Page MenuHomePhabricator

[toolsdb] Replica is frequently lagging behind the primary
Open, MediumPublic

Description

The alert ToolsDBReplicationLagIsTooHigh triggers about once a month, and usually takes a few days to recover.

Check the list of sub-tasks below for a list of all occurrences. Each sub-task contains the database that caused the issue, so far they were:

  • s51698__yetkin (4 times)
  • s54113__spacemedia (twice)
  • s51434__mixnmatch_p (once)
  • s55593__PAGES (once)
  • s55462__imagehashpublic_p (once)
  • s53685__editgroups (once)

This is generally caused by big deletes in a single transaction. Using row-based replication (RBR) these deletes translate into thousands of events to replicate.

We should investigate what we can do to make this less frequent. One option is to add indexes to columns affected by the deletes. Another is to migrate the databases causing this issue to dedicated Trove instances (related: T291782: Migrate largest ToolsDB users to Trove).

Related Objects

Event Timeline

fnegri triaged this task as Medium priority.Feb 15 2024, 12:29 PM
fnegri updated the task description. (Show Details)

One thing we should probably check is how long the problematic queries take to complete on the primary host:

  • Do they take longer to complete in the replica because of RBR replication or do they take a very long time in the primary too?
  • Are they getting logged in the slow-query log?
  • Would setting a limit to query execution time in the primary help?

Do they take longer to complete in the replica because of RBR replication or do they take a very long time in the primary too?
Are they getting logged in the slow-query log?
Would setting a limit to query execution time in the primary help?

The latest query to cause a replication lag is T368250: [toolsdb] ToolsToolsDBReplicationLagIsTooHigh - 2024-06-21 and it is not logged in the primary slow-query log. We already have a limit to query execution time (introduced in this patch) but it's not preventing this issue.
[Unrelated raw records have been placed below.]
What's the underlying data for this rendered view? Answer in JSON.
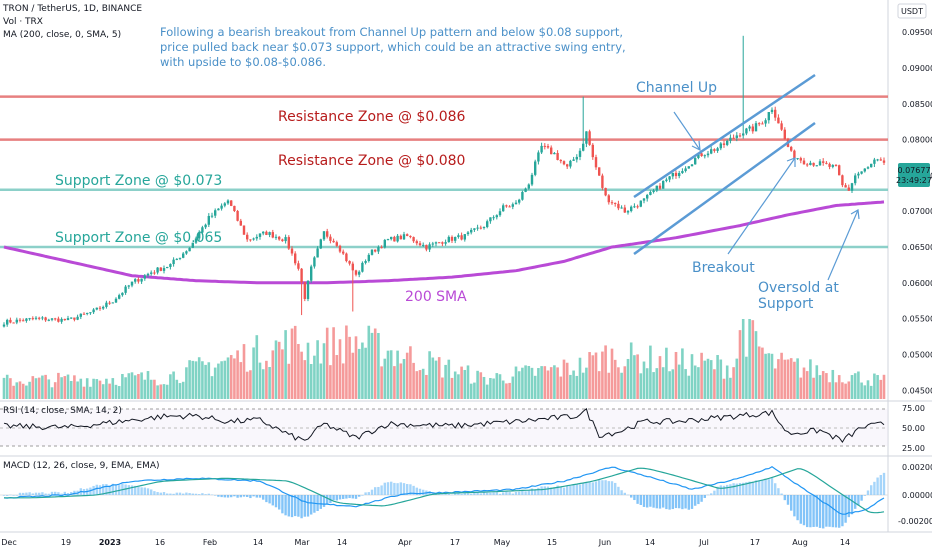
{
  "header": {
    "symbol_line": "TRON / TetherUS, 1D, BINANCE",
    "vol_line": "Vol · TRX",
    "ma_line": "MA (200, close, 0, SMA, 5)",
    "currency": "USDT"
  },
  "annotations": {
    "commentary": [
      "Following a bearish breakout from Channel Up pattern and below $0.08 support,",
      "price pulled back near $0.073 support, which could be an attractive swing entry,",
      "with upside to $0.08-$0.086."
    ],
    "channel_up": "Channel Up",
    "resistance_086": "Resistance Zone @ $0.086",
    "resistance_080": "Resistance Zone @ $0.080",
    "support_073": "Support Zone @ $0.073",
    "support_065": "Support Zone @ $0.065",
    "breakout": "Breakout",
    "oversold_1": "Oversold at",
    "oversold_2": "Support",
    "sma_label": "200 SMA"
  },
  "price_badge": {
    "price": "0.07677",
    "countdown": "23:49:27"
  },
  "rsi": {
    "label": "RSI (14, close, SMA, 14, 2)",
    "ticks": [
      "75.00",
      "50.00",
      "25.00"
    ]
  },
  "macd": {
    "label": "MACD (12, 26, close, 9, EMA, EMA)",
    "ticks": [
      "0.00200",
      "0.00000",
      "-0.00200"
    ]
  },
  "colors": {
    "up": "#26a69a",
    "down": "#ef5350",
    "volume_up": "#7fd3c4",
    "volume_down": "#f59a9a",
    "sma": "#b94ad6",
    "resistance": "#e57373",
    "support": "#80cbc4",
    "annotation_blue": "#4a90c8",
    "resistance_text": "#b71c1c",
    "support_text": "#26a69a",
    "badge": "#26a69a",
    "macd_line": "#2196f3",
    "signal_line": "#26a69a"
  },
  "chart_data": {
    "type": "candlestick",
    "y_ticks": [
      "0.09500",
      "0.09000",
      "0.08500",
      "0.08000",
      "0.07500",
      "0.07000",
      "0.06500",
      "0.06000",
      "0.05500",
      "0.05000",
      "0.04500"
    ],
    "x_ticks": [
      "Dec",
      "19",
      "2023",
      "16",
      "Feb",
      "14",
      "Mar",
      "14",
      "Apr",
      "17",
      "May",
      "15",
      "Jun",
      "14",
      "Jul",
      "17",
      "Aug",
      "14"
    ],
    "ylim": [
      0.0435,
      0.0995
    ],
    "last_price": 0.07677,
    "levels": {
      "resistance": [
        0.086,
        0.08
      ],
      "support": [
        0.073,
        0.065
      ]
    },
    "close_anchors": [
      [
        0,
        0.0545
      ],
      [
        10,
        0.055
      ],
      [
        20,
        0.0548
      ],
      [
        28,
        0.056
      ],
      [
        34,
        0.0575
      ],
      [
        40,
        0.06
      ],
      [
        46,
        0.0615
      ],
      [
        52,
        0.0625
      ],
      [
        58,
        0.065
      ],
      [
        64,
        0.069
      ],
      [
        70,
        0.0715
      ],
      [
        76,
        0.066
      ],
      [
        82,
        0.067
      ],
      [
        88,
        0.066
      ],
      [
        92,
        0.062
      ],
      [
        94,
        0.058
      ],
      [
        96,
        0.062
      ],
      [
        100,
        0.067
      ],
      [
        104,
        0.0655
      ],
      [
        108,
        0.0625
      ],
      [
        110,
        0.061
      ],
      [
        114,
        0.064
      ],
      [
        120,
        0.066
      ],
      [
        126,
        0.0665
      ],
      [
        132,
        0.065
      ],
      [
        138,
        0.066
      ],
      [
        144,
        0.0665
      ],
      [
        150,
        0.068
      ],
      [
        156,
        0.0705
      ],
      [
        160,
        0.071
      ],
      [
        164,
        0.074
      ],
      [
        168,
        0.079
      ],
      [
        172,
        0.078
      ],
      [
        176,
        0.076
      ],
      [
        180,
        0.0785
      ],
      [
        182,
        0.081
      ],
      [
        184,
        0.0775
      ],
      [
        188,
        0.072
      ],
      [
        194,
        0.07
      ],
      [
        200,
        0.0715
      ],
      [
        206,
        0.074
      ],
      [
        212,
        0.076
      ],
      [
        218,
        0.078
      ],
      [
        224,
        0.079
      ],
      [
        230,
        0.081
      ],
      [
        234,
        0.0815
      ],
      [
        238,
        0.083
      ],
      [
        240,
        0.0845
      ],
      [
        242,
        0.0825
      ],
      [
        244,
        0.08
      ],
      [
        246,
        0.078
      ],
      [
        250,
        0.077
      ],
      [
        256,
        0.0765
      ],
      [
        260,
        0.076
      ],
      [
        262,
        0.0735
      ],
      [
        264,
        0.073
      ],
      [
        266,
        0.075
      ],
      [
        270,
        0.076
      ],
      [
        272,
        0.077
      ],
      [
        274,
        0.07677
      ]
    ],
    "volume_anchors": [
      [
        0,
        0.25
      ],
      [
        50,
        0.3
      ],
      [
        92,
        0.8
      ],
      [
        94,
        0.7
      ],
      [
        110,
        0.8
      ],
      [
        150,
        0.28
      ],
      [
        180,
        0.45
      ],
      [
        188,
        0.6
      ],
      [
        228,
        0.45
      ],
      [
        231,
        1.0
      ],
      [
        240,
        0.5
      ],
      [
        260,
        0.35
      ],
      [
        275,
        0.25
      ]
    ],
    "rsi_anchors": [
      [
        0,
        52
      ],
      [
        20,
        50
      ],
      [
        40,
        60
      ],
      [
        50,
        65
      ],
      [
        60,
        66
      ],
      [
        70,
        58
      ],
      [
        80,
        60
      ],
      [
        90,
        38
      ],
      [
        94,
        32
      ],
      [
        100,
        55
      ],
      [
        110,
        36
      ],
      [
        120,
        55
      ],
      [
        140,
        52
      ],
      [
        160,
        58
      ],
      [
        170,
        62
      ],
      [
        178,
        65
      ],
      [
        182,
        72
      ],
      [
        186,
        40
      ],
      [
        192,
        44
      ],
      [
        200,
        58
      ],
      [
        210,
        58
      ],
      [
        220,
        62
      ],
      [
        235,
        68
      ],
      [
        240,
        70
      ],
      [
        245,
        42
      ],
      [
        255,
        46
      ],
      [
        262,
        32
      ],
      [
        268,
        50
      ],
      [
        275,
        55
      ]
    ],
    "macd_anchors": [
      [
        0,
        -0.0002
      ],
      [
        20,
        0.0
      ],
      [
        40,
        0.001
      ],
      [
        60,
        0.0012
      ],
      [
        80,
        0.001
      ],
      [
        95,
        -0.0006
      ],
      [
        110,
        -0.0008
      ],
      [
        125,
        0.0001
      ],
      [
        140,
        0.0002
      ],
      [
        160,
        0.0004
      ],
      [
        175,
        0.001
      ],
      [
        190,
        0.002
      ],
      [
        200,
        0.0014
      ],
      [
        215,
        0.0004
      ],
      [
        230,
        0.0012
      ],
      [
        240,
        0.002
      ],
      [
        250,
        0.0004
      ],
      [
        262,
        -0.0014
      ],
      [
        270,
        -0.001
      ],
      [
        275,
        -0.0002
      ]
    ],
    "sma_anchors": [
      [
        0,
        0.065
      ],
      [
        20,
        0.063
      ],
      [
        40,
        0.061
      ],
      [
        60,
        0.0603
      ],
      [
        80,
        0.06
      ],
      [
        100,
        0.06
      ],
      [
        120,
        0.0603
      ],
      [
        140,
        0.0608
      ],
      [
        160,
        0.0617
      ],
      [
        175,
        0.063
      ],
      [
        190,
        0.065
      ],
      [
        210,
        0.0663
      ],
      [
        230,
        0.068
      ],
      [
        245,
        0.0695
      ],
      [
        260,
        0.0708
      ],
      [
        275,
        0.0713
      ]
    ]
  }
}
We are currently using binlog_format=ROW. Setting binlog_format=MIXED (the same that is used in production) is likely to help, because it will hopefully choose the "statement" mode for the problematic queries that are now causing issues with replication. Docs: https://mariadb.com/kb/en/binary-log-formats/

We are currently using slave_parallel_mode=conservative. Setting slave_parallel_mode=optimistic (the same that is used in production) is likely to help because it should lead to more efficient CPU usage. Docs: https://mariadb.com/kb/en/parallel-replication/

fnegri updated the task description. (Show Details)

We are currently using slave_parallel_mode=conservative. Setting slave_parallel_mode=optimistic (the same that is used in production) is likely to help because it should lead to more efficient CPU usage.

Since the upgrade to MariaDB 10.6 (T352206: [toolsdb] Upgrade to MariaDB 10.6), we are now using slave_parallel_mode=optimistic as it's the new default in MariaDB.

MariaDB [(none)]> SHOW GLOBAL VARIABLES LIKE "%parallel%";
+-------------------------------+------------+
| Variable_name                 | Value      |
+-------------------------------+------------+
| slave_domain_parallel_threads | 0          |
| slave_parallel_max_queued     | 131072     |
| slave_parallel_mode           | optimistic |
| slave_parallel_threads        | 12         |
| slave_parallel_workers        | 12         |
+-------------------------------+------------+